Spectacle : La compagnie Ngoti est de retour
Après cinq ans de silence, les piliers de la lecture-spectacle ont renoué le contact avec leurs fans samedi dernier. –
"Je suis émue de voir revivre cette compagnie. La beauté des textes mais surtout leur profondeur m’ont donné la nostalgie du temps ou tout resplendissait.” C’est sublime s’extasie Chantal Bonono, ancienne comédienne de la troupe. Tout comme elle, le public a été subjugué ce samedi.
Alex Bitchoka, Serge Fouha et Hermine Yollo ont assuré une heure de spectacle. Auréolées sur la scène de lumières, leurs déclamations ont été accompagnées d’effets spéciaux sonores. "C’est cela même une lecture spectacle. Il faut associer lumières et sonorités et, pour mieux faire, des costumes et même personnaliser le décor de la scène", tient à préciser la jeune directrice, Hermine Yollo.
Les bruits du vent qui fait claquer les feuilles de palmiers, les cris d’oiseaux, le mouvement des vagues, donnent plus de ton aux poèmes déclamés. Il s’agit d’une croisade des textes de trois grands auteurs. "Le Divan" de Johann Goethe, "Le Sacre du Levant" d’Antoine Assoumou et "Manuel du Guerrier de la Lumière" de Paulo Coelho. "Le thème est conscience et spiritualité. Nous partageons ainsi avec le public, le voyage de l’être humain dans sa quête de l’absolu. Les textes montrent que c’est un parcours parsemé d’embûches, toutefois avec la persévérance l’on parvient toujours à atteindre ses objectifs", explique-t-elle.

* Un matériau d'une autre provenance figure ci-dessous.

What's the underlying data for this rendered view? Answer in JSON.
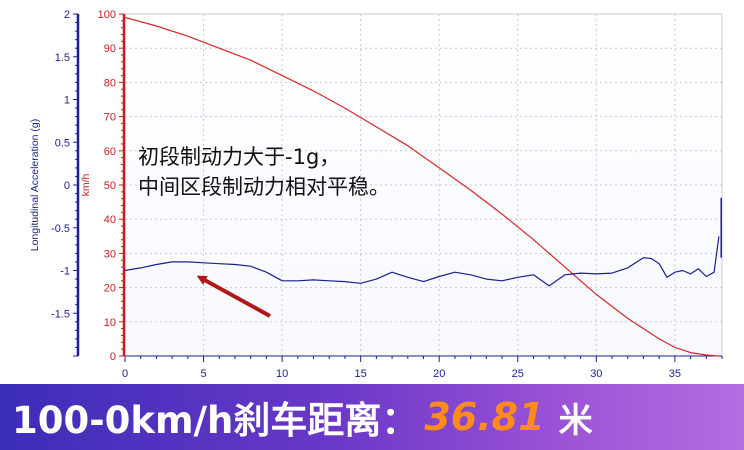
{
  "chart_data": {
    "type": "line",
    "xlabel": "",
    "xlim": [
      0,
      38
    ],
    "xticks": [
      0,
      5,
      10,
      15,
      20,
      25,
      30,
      35
    ],
    "y_left": {
      "label": "Longitudinal Acceleration (g)",
      "lim": [
        -2,
        2
      ],
      "ticks": [
        2,
        1.5,
        1,
        0.5,
        0,
        -0.5,
        -1,
        -1.5
      ],
      "tick_labels": [
        "2",
        "1.5",
        "1",
        "0.5",
        "0",
        "-0.5",
        "-1",
        "-1.5"
      ]
    },
    "y_right": {
      "label": "km/h",
      "lim": [
        0,
        100
      ],
      "ticks": [
        100,
        90,
        80,
        70,
        60,
        50,
        40,
        30,
        20,
        10,
        0
      ],
      "tick_labels": [
        "100",
        "90",
        "80",
        "70",
        "60",
        "50",
        "40",
        "30",
        "20",
        "10",
        "0"
      ]
    },
    "grid": true,
    "series": [
      {
        "axis": "right",
        "color": "#d42828",
        "x": [
          0,
          2,
          4,
          6,
          8,
          10,
          12,
          14,
          16,
          18,
          20,
          22,
          24,
          26,
          28,
          30,
          32,
          34,
          35,
          36,
          36.5,
          37,
          37.5,
          37.8
        ],
        "y": [
          99,
          96.5,
          93.5,
          90,
          86.5,
          82,
          77.5,
          72.5,
          67,
          61.5,
          55,
          48.5,
          41.5,
          34,
          26,
          18,
          11,
          5,
          2.5,
          1,
          0.6,
          0.3,
          0.1,
          0
        ]
      },
      {
        "axis": "left",
        "color": "#1c1f8a",
        "x": [
          0,
          1,
          2,
          3,
          4,
          5,
          6,
          7,
          8,
          9,
          10,
          11,
          12,
          13,
          14,
          15,
          16,
          17,
          18,
          19,
          20,
          21,
          22,
          23,
          24,
          25,
          26,
          27,
          28,
          29,
          30,
          31,
          32,
          33,
          33.5,
          34,
          34.5,
          35,
          35.5,
          36,
          36.5,
          37,
          37.5,
          37.8
        ],
        "y": [
          -1.0,
          -0.97,
          -0.93,
          -0.9,
          -0.9,
          -0.91,
          -0.92,
          -0.93,
          -0.95,
          -1.02,
          -1.12,
          -1.12,
          -1.11,
          -1.12,
          -1.13,
          -1.15,
          -1.1,
          -1.02,
          -1.08,
          -1.13,
          -1.07,
          -1.02,
          -1.05,
          -1.1,
          -1.12,
          -1.08,
          -1.05,
          -1.18,
          -1.05,
          -1.03,
          -1.04,
          -1.03,
          -0.97,
          -0.85,
          -0.86,
          -0.92,
          -1.08,
          -1.02,
          -1.0,
          -1.04,
          -0.98,
          -1.07,
          -1.02,
          -0.6
        ]
      }
    ],
    "annotation": {
      "lines": [
        "初段制动力大于-1g，",
        "中间区段制动力相对平稳。"
      ],
      "arrow_to": [
        4.5,
        -1.0
      ]
    }
  },
  "banner": {
    "label": "100-0km/h刹车距离：",
    "value": "36.81",
    "unit": "米"
  }
}
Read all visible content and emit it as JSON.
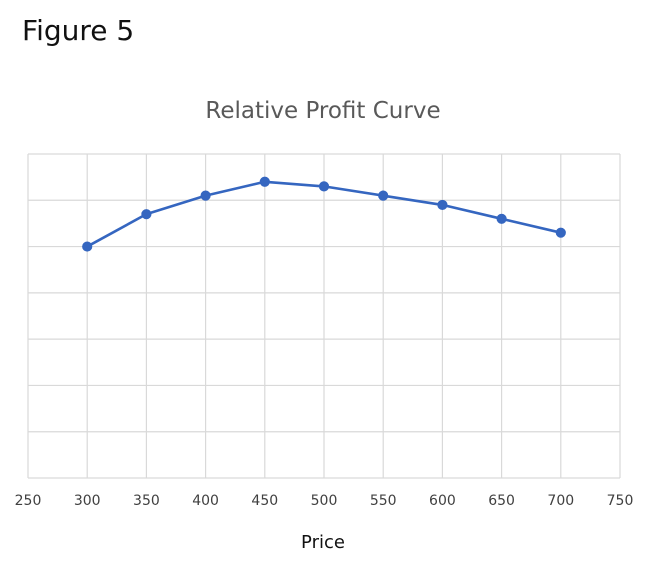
{
  "figure_label": "Figure 5",
  "colors": {
    "series": "#3566C0",
    "grid": "#d9d9d9",
    "text": "#404040",
    "title": "#595959"
  },
  "chart_data": {
    "type": "line",
    "title": "Relative Profit Curve",
    "xlabel": "Price",
    "ylabel": "",
    "xlim": [
      250,
      750
    ],
    "x_ticks": [
      250,
      300,
      350,
      400,
      450,
      500,
      550,
      600,
      650,
      700,
      750
    ],
    "ylim": [
      0,
      7
    ],
    "y_ticks_labeled": false,
    "grid": true,
    "legend": "none",
    "series": [
      {
        "x": [
          300,
          350,
          400,
          450,
          500,
          550,
          600,
          650,
          700
        ],
        "y": [
          5.0,
          5.7,
          6.1,
          6.4,
          6.3,
          6.1,
          5.9,
          5.6,
          5.3
        ]
      }
    ]
  }
}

Ceux de la compagnie Ngoti sont clairs : promouvoir la qualité des œuvres des auteurs camerounais et africains en général. Pour y parvenir, en plus des lectures spectacles la troupe est au cœur d’autres activités et projets. La création de deux pièces théâtrales, le projet d’initiation au théâtre des enfants âgés de 6 à 12 ans. Pour ce projet qui sera réalisé pendant les grandes vacances, les ambitions sont novatrices : "susciter des talents d’artistes parmi les enfants. Pendant trois semaines, nous allons les former à la création des sketches. Et nous comptons inviter les parents à la fin pour qu’ils apprécient eux même ce dont leur progéniture est capable". Déterminée à redorer le blason de la compagnie, cette équipe de neuf personnes bénéficie déjà du partenariat de "Le bruit des hommes", une compagnie française, et l’institut Goethe. En quête d’autres partenariats, la "nouvelle" compagnie est décidée à remporter des prix de renom comme celui gagné en 2003 en Tunisie lors des journées théâtrales de Carthage.